Non è nulla, non ha nome o io non lo conosco. L’ho improvvisata qualche sera fa perché mi serviva in abbinamento con le cose che volevo mettere in tavola.

Serviva a dare carattere ad un piatto che altrimenti sarebbe stato buono ma senza troppi punti. Da usare in piccole dosi, nonostante il sapore non aggressivo, penso possa accompagnare bolliti o pesci cotti al vapore, verdure.

È la merenda classica trasformata in salsa: pane, burro e acciughe.

Anche questa è piaciuta a famiglia e convitati. Facile è tonda, senza eccessivi spigoli, senza eccessi di creatività. Appartiene alla memoria di chiunque ci abbia fatto merenda.

Salsa di pane, burro e acciughe

Vado a dirvi:

  • Una noce grossa di burro (in alternativa 3 o 4 cucchiai di olio di oliva)
  • 5 o 6 filetti di acciuga sottolio
  • 1 bicchiere di latte intero
  • La mollica di una fetta di pane tostato leggermente alta 1 centimetro

In un pentolino struggere il burro, aggiungere le acciughe e aiutandosi con una forchetta scioglierle a fuoco basso.

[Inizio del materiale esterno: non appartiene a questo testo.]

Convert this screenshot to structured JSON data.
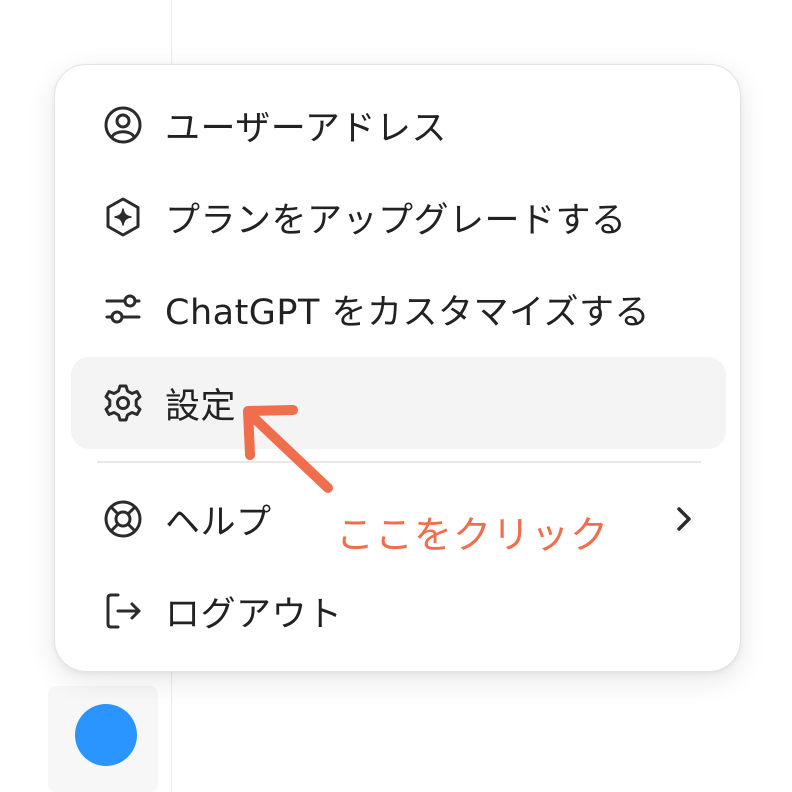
{
  "menu": {
    "items": [
      {
        "label": "ユーザーアドレス",
        "icon": "user-circle-icon"
      },
      {
        "label": "プランをアップグレードする",
        "icon": "upgrade-sparkle-icon"
      },
      {
        "label": "ChatGPT をカスタマイズする",
        "icon": "sliders-icon"
      },
      {
        "label": "設定",
        "icon": "gear-icon"
      },
      {
        "label": "ヘルプ",
        "icon": "lifebuoy-icon"
      },
      {
        "label": "ログアウト",
        "icon": "logout-icon"
      }
    ],
    "active_index": 3
  },
  "annotation": {
    "text": "ここをクリック"
  },
  "colors": {
    "annotation": "#f06e4c",
    "avatar": "#2b95ff",
    "active_bg": "#f4f4f4"
  }
}
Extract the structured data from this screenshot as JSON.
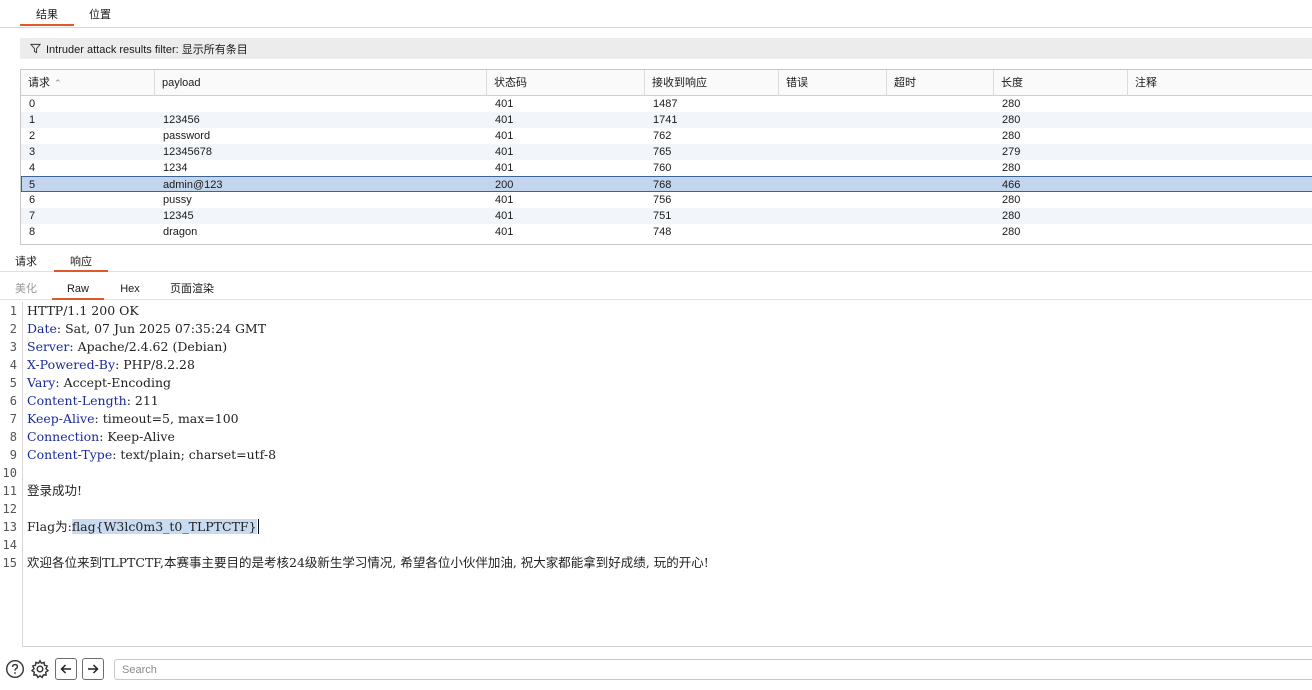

Aggiungere quindi il latte e a fuoco moderatissimo far spiccare il bollore.

A questo punto aggiungere a piccole dosi la mollica. Diciamo mezza fetta.

Frullare con il frullatore ad immersione.

Se è troppo soda aggiungere un poco di latte altrimenti aggiungere un poco di pane. Nel primo caso incorporare con un cucchiaio, nel secondo frullare ancora.

Passare al setaccio, un colino a maglia fine, e servire.

La pappetta che vi rimane nel setaccio è ottima. Mangiatela di nascosto da tutti.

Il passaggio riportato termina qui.